As we move into the transition period between late summer and fall here in the deep-south, let’s examine some of the criteria that can be used to select the best sites for trail camera surveillance. Although the basic process of capturing and then reviewing trail cam photos can be a whole lot of fun, the underlying goals of learning more about whitetail habits on your hunting property, and figuring out where and how to hunt them, is the real payoff.
Movement habits and preferences of whitetail deer continually evolve and change throughout the entire “deer season.” My personal definition for “deer season” includes the entire time span from late summer on through the early season, the rut, and then finally the post-rut late season. The trick with surveillance cameras is to have a basic understanding of what to expect and to plan ahead and anticipate where your cameras need to be at any given point throughout the season. Let’s examine where we are seasonal wise right now.
During the late summer period, aside from tried and true travel way funnels to food sources, I have had some of my best results from mineral licks. I would suggest establishing one or two lick sites per every 80 or so acres on your property. Your lick sites will bring in bucks, does and fawns, so get ready for lots of photos. Each lick site should have a good camera mounting tree located about 20 to 30 feet in a southerly direction from the lick itself. I also tend to mount my cameras up at about a 6 to 7 foot height above ground level, with the camera cocked downward at a slight angle to face the lick square on. To accomplish this, I often just use a broken piece of stick set behind the upper part of the camera. Setting the camera high will minimize the chances of deer noticing the camera and its flash or glow at night.

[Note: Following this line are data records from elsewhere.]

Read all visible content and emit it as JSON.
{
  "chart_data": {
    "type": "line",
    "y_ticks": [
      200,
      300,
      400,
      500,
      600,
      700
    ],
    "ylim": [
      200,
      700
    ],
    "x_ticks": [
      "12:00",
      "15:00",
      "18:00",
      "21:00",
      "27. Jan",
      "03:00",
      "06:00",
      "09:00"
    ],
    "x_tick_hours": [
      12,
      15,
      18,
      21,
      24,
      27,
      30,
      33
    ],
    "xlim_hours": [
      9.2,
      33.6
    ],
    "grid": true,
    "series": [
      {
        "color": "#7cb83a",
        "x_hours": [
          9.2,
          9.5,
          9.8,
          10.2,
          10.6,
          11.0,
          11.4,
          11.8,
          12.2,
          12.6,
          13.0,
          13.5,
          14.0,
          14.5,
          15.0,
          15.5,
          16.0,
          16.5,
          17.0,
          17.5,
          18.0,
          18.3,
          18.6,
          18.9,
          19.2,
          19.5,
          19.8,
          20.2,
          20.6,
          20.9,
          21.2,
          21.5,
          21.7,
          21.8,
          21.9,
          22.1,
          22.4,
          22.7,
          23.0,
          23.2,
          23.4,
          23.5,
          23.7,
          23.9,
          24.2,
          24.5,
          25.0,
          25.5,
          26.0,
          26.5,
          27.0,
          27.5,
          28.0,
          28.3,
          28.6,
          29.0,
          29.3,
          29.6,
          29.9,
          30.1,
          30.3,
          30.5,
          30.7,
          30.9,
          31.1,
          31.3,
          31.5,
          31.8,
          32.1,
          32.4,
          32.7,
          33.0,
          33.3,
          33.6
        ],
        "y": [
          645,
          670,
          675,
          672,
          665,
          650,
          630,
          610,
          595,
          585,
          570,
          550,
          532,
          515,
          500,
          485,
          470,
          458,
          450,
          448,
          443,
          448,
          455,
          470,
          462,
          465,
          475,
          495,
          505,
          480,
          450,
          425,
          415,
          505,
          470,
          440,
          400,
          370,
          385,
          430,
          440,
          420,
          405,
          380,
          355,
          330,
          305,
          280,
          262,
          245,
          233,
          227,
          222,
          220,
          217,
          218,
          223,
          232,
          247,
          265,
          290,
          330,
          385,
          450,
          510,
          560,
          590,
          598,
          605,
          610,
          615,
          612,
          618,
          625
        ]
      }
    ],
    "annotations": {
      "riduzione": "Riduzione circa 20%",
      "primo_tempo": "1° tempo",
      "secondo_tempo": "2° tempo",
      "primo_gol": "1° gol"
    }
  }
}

When you find a good spot that has indications of moderate to heavy deer traffic, rake out a spot in the leaf litter about 2 or 3 feet across. Dig up and pulverize the soil to a depth of about 4 to 6 inches, pour about a half-gallon of deer mineral and/or rock salt into the loosened soil and work it in with your shovel, and then pour another half-gallon of deer mineral on top.
Once you start to see bucks that have peeled and shed their velvet, transition some of your cameras to mock scrapes. A great way to decide where to establish and set up mock scrapes is to look for areas with fresh rubs and rub lines. You may already have a line on specific areas of your hunting property that bucks use for perennial rubbing activity.
After bucks shed their velvet, with testosterone levels on the rise, they often relocate or expand their home range. If you were to rely solely on late summer photos for establishing your “resident” buck inventory or prospective “hit list,” the results can be pretty unreliable in my experience. Bucks move out and bucks move in across the course of the fall and winter season. Your actual buck population, at any given time, is a dynamic, ever-changing number. The real beauty of using mock scrapes now and real scrapes later for camera surveillance of bucks, is that they can draw in up to 90 percent or so of the total number of bucks that reside on or cycle in and out of your hunting property.
When you find a great spot and are ready to set up a mock scrape, look first for the closest tree that has a green overhanging limb about 5 to 6 feet above the ground, then rake out the leaf litter and grass directly below the limb or “licking branch.” I would recommend that your raked-out bare spot be in the shape of a rough circle about 2 feet or a little more in diameter.
To activate the scrape apply some commercial deer urine to the raked-out bare spot. I have seen and heard recommendations and testimonials from hunters who swear that human urine has the same effect, but I have not tried that technique myself. Supposedly, the chemical compounds and pheromones that exist in both human and deer urine are very similar. I just may try it one day to see what happens.
I don’t know if it is necessarily mandatory to bend and partly break over the outer 8 or 10 inches of the “licking branch,” but I usually do to visually emulate a real scrape. This should only be done though using surgical nitrile gloves so that absolutely no human scent is left on the branch or anywhere around the mock scrape. Personally, I would also take the additional step of wearing clean rubber boots that have been anointed with “scent killer” spray.
Set up your surveillance camera in a southerly direction from the mock scrape about 8 or 10 yards away and aim it so that the bare scrape and the licking branch are clearly visible and not obstructed by intervening limbs. Visiting bucks will usually paw the scrape and work the overhanging branch with their head and antlers.
This will take some experimentation and you may need to establish multiple scrapes, so, see what happens, and then concentrate your cameras on the most active ones. Do all of this properly, and once the photos begin to roll in and you go to pull camera cards, you will once again feel like you are 6 years old and are coming down the stairs early on Christmas morning to see what Santa left for you under the tree. The whole process can become truly addictive, as it has for me.